Toutes les parties étaient complètes. Or je n’avais rien à faire ni à dire, car je venais de perdre deux mille écus contre M. de Laval, avec lequel je m’étais rencontré chez une impure. J’allai me jeter dans une duchesse placée auprès de la cheminée. S’il y eut jamais sur cette terre un homme bien étonné, ce fut certes moi, en apercevant que, de l’autre côté du chambranle, j’avais pour vis-à-vis le contrôleur-général. M. de Calonne paraissait assoupi et livré à toutes les jouissances négatives de la digestion. Quand je le montrai par un geste à Beaumarchais qui venait à moi, le père de Figaro, ou Figaro lui-même, m’expliqua ce mystère sans mot dire.

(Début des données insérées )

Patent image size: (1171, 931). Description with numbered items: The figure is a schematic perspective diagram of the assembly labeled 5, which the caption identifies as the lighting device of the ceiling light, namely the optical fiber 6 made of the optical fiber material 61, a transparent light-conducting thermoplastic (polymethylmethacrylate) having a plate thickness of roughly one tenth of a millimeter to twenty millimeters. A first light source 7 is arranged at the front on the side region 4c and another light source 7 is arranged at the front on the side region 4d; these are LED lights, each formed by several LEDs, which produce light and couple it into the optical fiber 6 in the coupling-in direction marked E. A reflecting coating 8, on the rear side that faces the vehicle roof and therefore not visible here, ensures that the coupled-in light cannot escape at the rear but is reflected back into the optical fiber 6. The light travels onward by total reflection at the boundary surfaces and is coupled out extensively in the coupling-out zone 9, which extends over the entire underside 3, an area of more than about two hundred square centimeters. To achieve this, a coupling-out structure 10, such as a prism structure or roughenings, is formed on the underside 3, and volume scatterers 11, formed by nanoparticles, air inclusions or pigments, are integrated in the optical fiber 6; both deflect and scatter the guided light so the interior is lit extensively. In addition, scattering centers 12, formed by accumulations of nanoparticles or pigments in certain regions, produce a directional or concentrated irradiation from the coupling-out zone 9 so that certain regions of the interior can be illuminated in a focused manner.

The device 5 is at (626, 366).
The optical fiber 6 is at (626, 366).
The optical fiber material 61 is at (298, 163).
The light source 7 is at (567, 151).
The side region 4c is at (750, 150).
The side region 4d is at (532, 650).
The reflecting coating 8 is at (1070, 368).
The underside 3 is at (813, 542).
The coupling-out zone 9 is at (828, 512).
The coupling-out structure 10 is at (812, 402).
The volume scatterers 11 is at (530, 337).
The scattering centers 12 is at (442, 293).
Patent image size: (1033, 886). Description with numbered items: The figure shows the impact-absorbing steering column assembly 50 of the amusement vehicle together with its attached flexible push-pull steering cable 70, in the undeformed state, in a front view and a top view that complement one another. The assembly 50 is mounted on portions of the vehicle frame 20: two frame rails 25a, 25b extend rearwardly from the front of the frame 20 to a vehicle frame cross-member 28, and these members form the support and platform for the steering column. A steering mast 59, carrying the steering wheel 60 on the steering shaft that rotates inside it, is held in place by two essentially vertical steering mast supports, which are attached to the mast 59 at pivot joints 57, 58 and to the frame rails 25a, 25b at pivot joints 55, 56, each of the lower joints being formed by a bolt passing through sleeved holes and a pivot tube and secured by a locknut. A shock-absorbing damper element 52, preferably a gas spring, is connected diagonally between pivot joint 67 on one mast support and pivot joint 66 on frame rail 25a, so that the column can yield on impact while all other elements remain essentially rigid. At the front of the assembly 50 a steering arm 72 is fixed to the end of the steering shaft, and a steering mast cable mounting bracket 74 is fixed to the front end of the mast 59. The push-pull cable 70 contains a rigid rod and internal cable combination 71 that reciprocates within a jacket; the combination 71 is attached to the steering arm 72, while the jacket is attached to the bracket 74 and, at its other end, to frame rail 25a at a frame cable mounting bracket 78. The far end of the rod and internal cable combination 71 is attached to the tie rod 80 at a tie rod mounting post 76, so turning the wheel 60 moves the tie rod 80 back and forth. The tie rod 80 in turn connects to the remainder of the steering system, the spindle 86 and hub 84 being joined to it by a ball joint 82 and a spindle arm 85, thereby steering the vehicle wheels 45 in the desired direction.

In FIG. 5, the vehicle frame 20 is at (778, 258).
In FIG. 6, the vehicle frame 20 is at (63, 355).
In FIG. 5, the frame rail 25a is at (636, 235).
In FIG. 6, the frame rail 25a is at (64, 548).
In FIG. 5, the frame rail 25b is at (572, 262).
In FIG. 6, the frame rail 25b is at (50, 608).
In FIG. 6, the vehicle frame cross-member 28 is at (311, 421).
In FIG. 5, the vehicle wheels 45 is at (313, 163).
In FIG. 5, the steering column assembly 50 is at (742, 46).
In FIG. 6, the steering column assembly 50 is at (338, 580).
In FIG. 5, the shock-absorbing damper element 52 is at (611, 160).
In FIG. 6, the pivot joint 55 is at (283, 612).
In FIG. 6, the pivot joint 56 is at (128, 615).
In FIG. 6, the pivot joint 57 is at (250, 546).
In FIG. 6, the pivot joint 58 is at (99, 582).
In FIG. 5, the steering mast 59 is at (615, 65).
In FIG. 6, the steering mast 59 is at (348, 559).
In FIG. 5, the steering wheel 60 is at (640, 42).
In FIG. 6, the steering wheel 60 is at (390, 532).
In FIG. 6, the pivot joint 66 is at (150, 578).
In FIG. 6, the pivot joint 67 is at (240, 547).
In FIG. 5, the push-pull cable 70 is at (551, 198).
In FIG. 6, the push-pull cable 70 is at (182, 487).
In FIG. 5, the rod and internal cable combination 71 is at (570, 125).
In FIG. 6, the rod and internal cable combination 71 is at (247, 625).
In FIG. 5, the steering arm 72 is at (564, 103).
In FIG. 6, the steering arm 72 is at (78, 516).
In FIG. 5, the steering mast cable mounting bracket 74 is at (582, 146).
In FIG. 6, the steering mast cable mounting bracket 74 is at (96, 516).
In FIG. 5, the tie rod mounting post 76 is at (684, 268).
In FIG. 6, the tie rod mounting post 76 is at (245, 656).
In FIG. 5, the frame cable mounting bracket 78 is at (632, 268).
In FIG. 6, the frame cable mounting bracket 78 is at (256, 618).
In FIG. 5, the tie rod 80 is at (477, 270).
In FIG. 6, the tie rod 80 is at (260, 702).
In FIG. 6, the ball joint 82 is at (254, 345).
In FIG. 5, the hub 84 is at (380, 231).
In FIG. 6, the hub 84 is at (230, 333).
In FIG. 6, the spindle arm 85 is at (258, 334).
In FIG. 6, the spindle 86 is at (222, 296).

Il m’indiqua tour à tour ma propre tête et celle de Bodard par un geste assez malicieux qui consistait à écarter vers nous deux doigts de la main en tenant les autres fermés. Mon premier mouvement fut de me lever pour aller dire quelque chose de piquant à Calonne, mais je restai : d’abord, parce que je songeai à jouer un tour à ce favori, et ensuite, Beaumarchais m’avait un peu trop familièrement arrêté de la main ; puis, clignant des yeux pour m’indiquer le contrôleur, il m’avait dit en murmurant :

— Ne le réveillez pas… l’on est trop heureux quand il dort,

— Mais c’est aussi un plan de finances que le sommeil !… repris-je.

— Certainement ! nous répondit l’homme d’état qui avait deviné nos paroles au seul mouvement des lèvres.

— Monseigneur, dit le dramaturge, j’ai un remercîment à vous faire

— Et pourquoi ?…

— M. de Mirabeau est parti pour Berlin. Je ne sais pas si dans cette affaire des eaux, nous ne nous serions pas noyés tous deux.